Sam Harris' World
What would our world look like if Sam Harris’ dream came true and the age of The End of Faith had begun. A few weeks ago I went to a debate at Claremont Mckenna College in which popular atheist author Sam Harris and Harvard professor Michael Sandel were debating whether religion has a place in public life.
Harris decried faith’s role in public life as harmful dogma that divides people and often leads to death, while Sandel advocated a policy in which religious views would be welcomed to the public table and subjected to the critical examination common to all other worldviews. Rather than touching the question of whether religious claims are in fact true the emphasis was pragmatic.
While I don’t think that pragmatic considerations encompass the most critical component of faith, exploring the ramifications of this emphasis could prove illuminating. One might wonder what the world would look like if people dismissed religious faith in favor of science as the superior arbiter of truth. Harris rightly observes that people don’t start wars over whether a particular theory of planetary rotation is true.
If giving up unscientifically verifiable religious claims would reduce global violence then perhaps we should consider this bargain, but worth considering is the loss of other unscientifically verifiable beliefs. LA Times opinion writer Lee Siegel writes:
You cannot prove the existence of truth, beauty or goodness and decency; you cannot prove the dignity of being human, or your obligation to treat people as ends and not just as means. You take a gamble on the existence of these inestimable things. For that reason, when you lay scientific, logical and empirical siege to the leap of faith at the core of the religious impulse, you are not just attacking faith in God. You are attacking the act of faith itself, faith in anything that can’t be proved. But it just so happens that the qualities that make life rich, joyful and humane cannot be proved. [Oct 7, 2007]

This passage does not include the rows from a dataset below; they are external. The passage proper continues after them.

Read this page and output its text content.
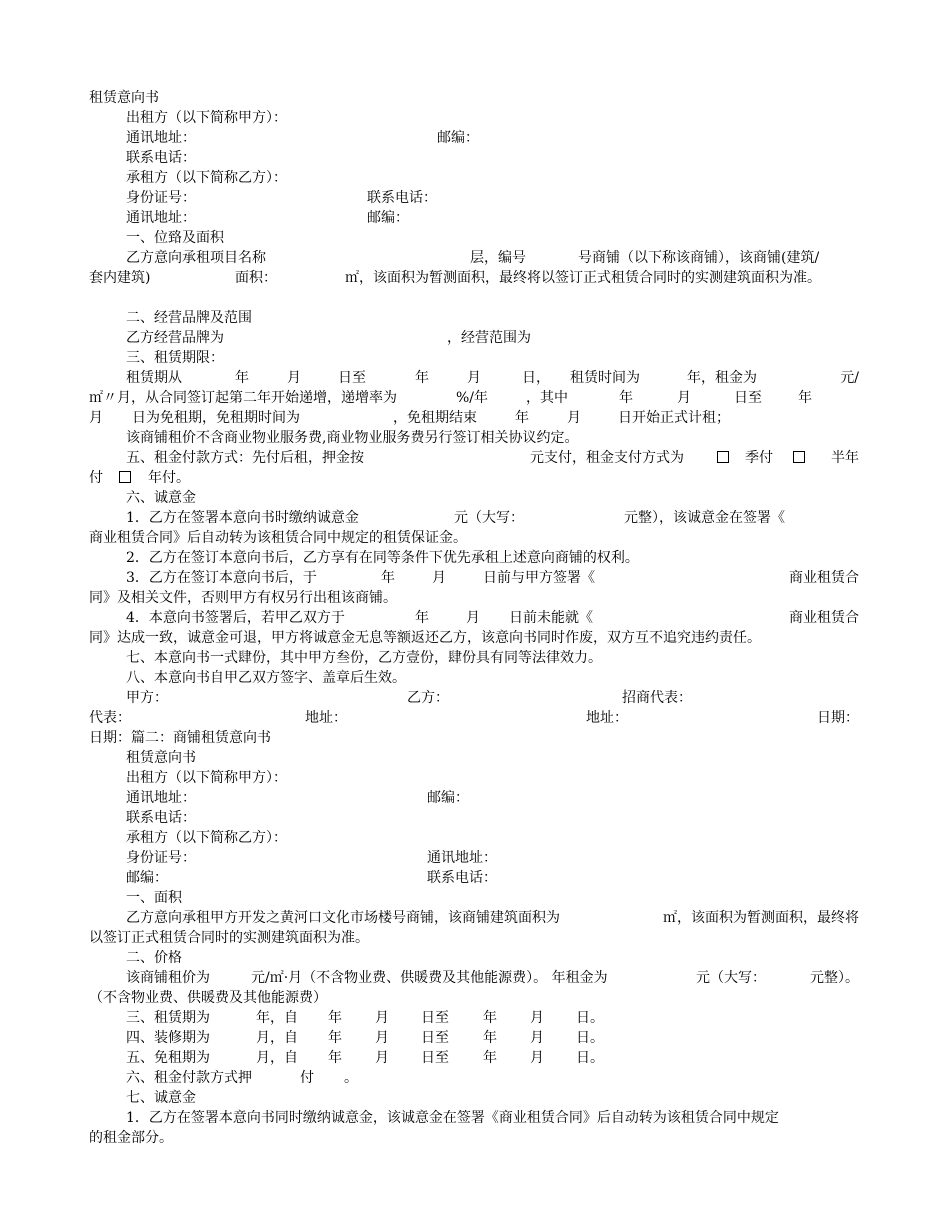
租赁意向书
出租方（以下简称甲方）：
通讯地址：	邮编：
联系电话：
承租方（以下简称乙方）：
身份证号：	联系电话：
通讯地址：	邮编：
一、位臵及面积
乙方意向承租项目名称	层，编号	号商铺（以下称该商铺），该商铺(建筑/
套内建筑)	面积：	㎡，该面积为暂测面积，最终将以签订正式租赁合同时的实测建筑面积为准。
二、经营品牌及范围
乙方经营品牌为	，经营范围为
三、租赁期限：
租赁期从	年	月	日至	年	月	日， 租赁时间为	年，租金为	元/
㎡〃月，从合同签订起第二年开始递增，递增率为	%/年	，其中	年	月	日至	年
月 日为免租期，免租期时间为	，免租期结束	年	月	日开始正式计租；
该商铺租价不含商业物业服务费,商业物业服务费另行签订相关协议约定。
五、租金付款方式：先付后租，押金按	元支付，租金支付方式为	季付	半年
付	年付。
六、诚意金
1．乙方在签署本意向书时缴纳诚意金	元（大写：	元整），该诚意金在签署《
商业租赁合同》后自动转为该租赁合同中规定的租赁保证金。
2．乙方在签订本意向书后，乙方享有在同等条件下优先承租上述意向商铺的权利。
3．乙方在签订本意向书后，于	年	月	日前与甲方签署《	商业租赁合
同》及相关文件，否则甲方有权另行出租该商铺。
4．本意向书签署后，若甲乙双方于	年	月 日前未能就《	商业租赁合
同》达成一致，诚意金可退，甲方将诚意金无息等额返还乙方，该意向书同时作废，双方互不追究违约责任。
七、本意向书一式肆份，其中甲方叁份，乙方壹份，肆份具有同等法律效力。
八、本意向书自甲乙双方签字、盖章后生效。
甲方：	乙方：	招商代表：
代表：	地址：	地址：	日期：
日期：篇二：商铺租赁意向书
租赁意向书
出租方（以下简称甲方）：
通讯地址：	邮编：
联系电话：
承租方（以下简称乙方）：
身份证号：	通讯地址：
邮编：	联系电话：
一、面积
乙方意向承租甲方开发之黄河口文化市场楼号商铺，该商铺建筑面积为	㎡，该面积为暂测面积，最终将
以签订正式租赁合同时的实测建筑面积为准。
二、价格
该商铺租价为	元/㎡·月（不含物业费、供暖费及其他能源费）。 年租金为	元（大写：	元整）。
（不含物业费、供暖费及其他能源费）
三、租赁期为	年，自 年 月 日至 年 月 日。
四、装修期为	月，自 年 月 日至 年 月 日。
五、免租期为	月，自 年 月 日至 年 月 日。
六、租金付款方式押	付 。
七、诚意金
1．乙方在签署本意向书同时缴纳诚意金，该诚意金在签署《商业租赁合同》后自动转为该租赁合同中规定
的租金部分。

Once again I am reminded of why I love philosophy. Its exploration of the richest aspects of life and ability to offer rational support for the intangible is fascinating. If our religious intuitions are derived in the same way as our deepest emotional and moral intuitions the same rational support we give in favor of these might serve to as a starting point to the affirmation of the validity of faith claims. Though clearly this is not a simple task it is a stepping stone towards outlining rational criteria for the intangible.
As Blaise Pascal rightly noted, “The heart has reasons the mind knows not of.” Dismissing these reasons as dogma that necessarily leads to violent intolerance is to dismiss the richness of the heart that makes our world hospitable.